(Reuters) - Shares in the biggest U.S. banks rose on Friday after the Federal Reserve completed its annual stress test giving financial institutions the go-ahead for plans to return capital to investors through dividends and buybacks.
The S&P 500 bank sector index .SPXBK was last up 1.9 percent after touching its highest level in a week. Wells Fargo & Co (WFC.N) led the pack with a 5.1 percent gain, and most of the index’s other banks rose more than 1 percent.
Deutsche Bank AG’s (DBKGn.DE) U.S. subsidiary was the only bank to fail due to “widespread and critical deficiencies” in its capital planning controls.
The Fed also placed conditions on three banks that passed the test.
Aberdeen Standard Investments equity analyst Michael Cronin said the results were a modest positive for stocks in the sector, which has been pressured recently by concerns about a flattening yield curve.

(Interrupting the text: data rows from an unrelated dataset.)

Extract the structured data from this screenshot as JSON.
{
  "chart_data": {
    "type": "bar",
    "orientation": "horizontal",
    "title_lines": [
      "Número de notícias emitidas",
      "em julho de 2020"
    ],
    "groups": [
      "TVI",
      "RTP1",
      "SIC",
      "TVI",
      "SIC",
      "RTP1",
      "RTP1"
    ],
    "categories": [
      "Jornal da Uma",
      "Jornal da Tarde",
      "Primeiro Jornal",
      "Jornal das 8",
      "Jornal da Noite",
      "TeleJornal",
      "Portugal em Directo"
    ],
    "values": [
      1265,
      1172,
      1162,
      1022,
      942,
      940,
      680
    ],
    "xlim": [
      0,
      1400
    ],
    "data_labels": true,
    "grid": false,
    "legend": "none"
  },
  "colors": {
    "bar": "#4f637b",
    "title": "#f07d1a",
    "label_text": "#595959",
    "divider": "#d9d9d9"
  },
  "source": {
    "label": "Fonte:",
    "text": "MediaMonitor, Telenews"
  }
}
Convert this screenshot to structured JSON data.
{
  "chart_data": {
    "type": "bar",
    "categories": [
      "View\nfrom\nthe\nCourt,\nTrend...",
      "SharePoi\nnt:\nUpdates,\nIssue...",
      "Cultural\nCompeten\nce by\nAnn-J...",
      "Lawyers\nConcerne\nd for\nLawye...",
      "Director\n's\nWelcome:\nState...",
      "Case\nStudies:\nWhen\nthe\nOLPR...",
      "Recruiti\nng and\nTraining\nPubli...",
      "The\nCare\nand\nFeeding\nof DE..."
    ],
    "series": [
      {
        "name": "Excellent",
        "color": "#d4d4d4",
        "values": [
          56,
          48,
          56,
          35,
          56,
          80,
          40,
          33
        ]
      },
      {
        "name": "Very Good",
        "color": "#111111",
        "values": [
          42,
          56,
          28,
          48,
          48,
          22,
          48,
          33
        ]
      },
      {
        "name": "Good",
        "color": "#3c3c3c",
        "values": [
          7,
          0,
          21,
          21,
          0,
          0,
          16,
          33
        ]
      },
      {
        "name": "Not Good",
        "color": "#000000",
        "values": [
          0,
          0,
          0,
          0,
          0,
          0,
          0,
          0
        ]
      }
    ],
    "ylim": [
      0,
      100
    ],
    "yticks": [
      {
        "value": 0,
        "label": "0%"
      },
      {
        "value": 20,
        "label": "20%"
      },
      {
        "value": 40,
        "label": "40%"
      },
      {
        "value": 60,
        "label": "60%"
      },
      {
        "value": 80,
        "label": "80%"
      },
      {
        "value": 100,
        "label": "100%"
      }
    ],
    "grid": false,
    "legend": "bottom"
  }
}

“Overall things look OK. The big winner is probably Wells Fargo because there was a little concern about them going into CCAR. They also had a good size capital return,” said Cronin.
The test results are “not really huge needle movers for estimates overall. At best you’re up a couple of percent in annual estimates but nothing to move the group significantly,” he said.
For a list of payout plans announced by banks:
Keefe Bruyette & Woods said payouts were below expectations for the majority of the 23 banks it covers, with the test tougher than it expected. The median gross payout ratio of 93 percent was up from 86 percent a year ago but below KBW’s 101 percent expectation.
Four banks had payout ratios that exceeded KBW expectations by 10 percentage points or more, while 11 fell short of its estimates by 10 percentage points or more.
The payout ratio from M&T Bank Corp (MTB.N), last up 2.4 percent, beat KBW’s expectations by 31 percentage points while Suntrust Banks Inc (STI.N), last up 1.9 percent, beat by 30 percentage points and KeyCorp (KEY.N), up 2.4 percent, beat by 25 percentage points.
However, the payout from State Street Corp (STT.N) was 36 percentage points below KBW’s estimate while BB&T Corp (BBT.N) undershot by 30 percentage points and PNC Financial (PNC.N) and Bank of America Corp (BAC.N) both came in 28 percentage points lower.
But even most banks that missed analyst payout estimates saw a bump in their shares, with State Street up 0.9 percent, BB&T gaining 1.5 percent and Bank of America rising 0.5 percent.
Goldman Sachs and Morgan Stanley shares were flat.
The broader S&P Financial index .SPSY was up 1.4 percent to its highest level since Monday. It had ended a record 13-day losing streak on Thursday.